Konsultan Wood Mackenzie memperkirakan bahwa sekitar $ 4,1 triliun atau setara Rp 66.830 kuadriliun perlu dihabiskan untuk menambang, memurnikan, dan melebur mineral penting tersebut, untuk memenuhi tujuan iklim global.

Setiap kekurangan pasokan mineral yang berlarut-larut dapat menyebabkan kemacetan dalam transisi energi bersih. Namun, dengan logam-logam utama yang terkonsentrasi di wilayah-wilayah yang telah menjadi medan pertempuran untuk sumber daya hijau, meningkatnya persaingan geopolitik dapat membantu membawa lebih banyak logam tersebut ke pasar.

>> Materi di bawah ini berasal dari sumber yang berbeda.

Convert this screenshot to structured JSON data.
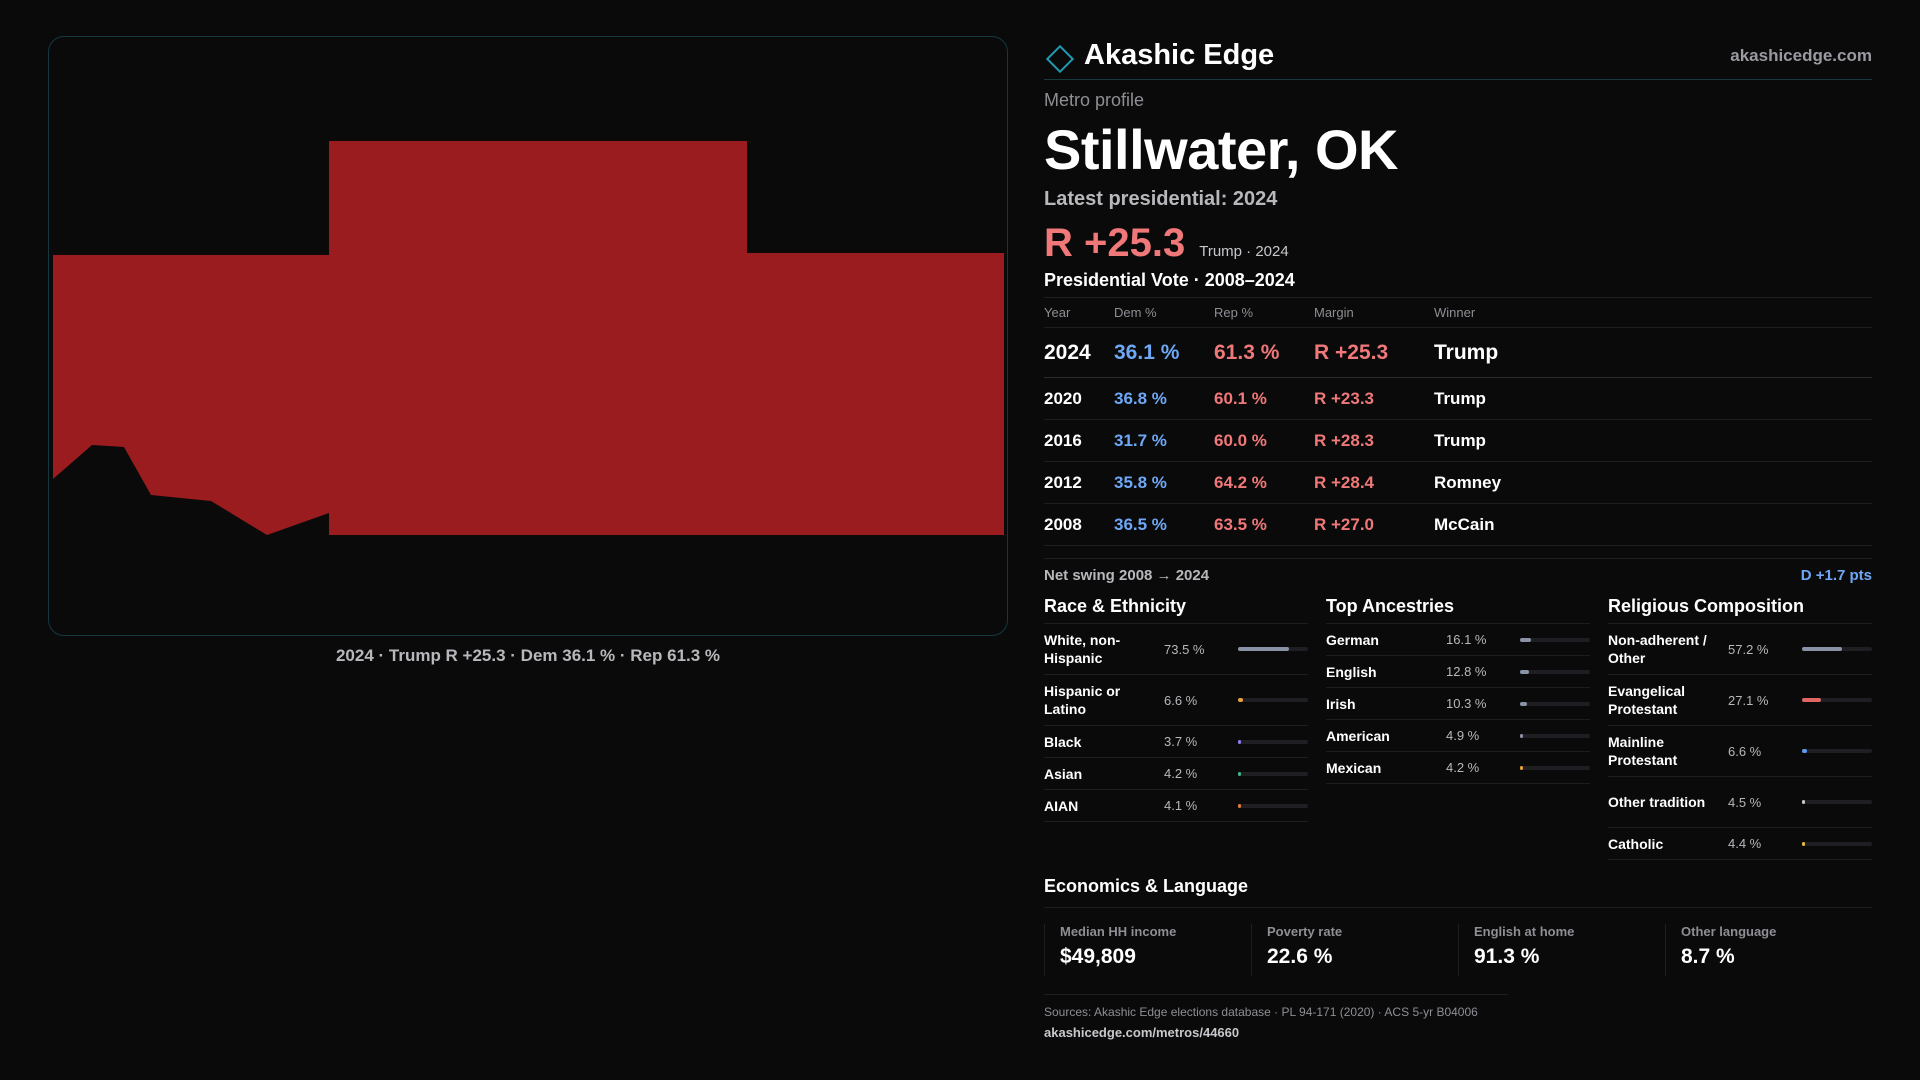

Tiongkok saat ini mendominasi ekstraksi dan pemurnian mineral-mineral penting, mengendalikan lebih dari 80% pemrosesan. Industri pertahanan AS telah mengeluh selama beberapa dekade tentang paparan terhadap rantai pasokan Tiongkok untuk mineral-mineral tersebut, tetapi penggunaannya dalam barang-barang hijau baru-baru ini telah membawa masalah tersebut menjadi perhatian umum.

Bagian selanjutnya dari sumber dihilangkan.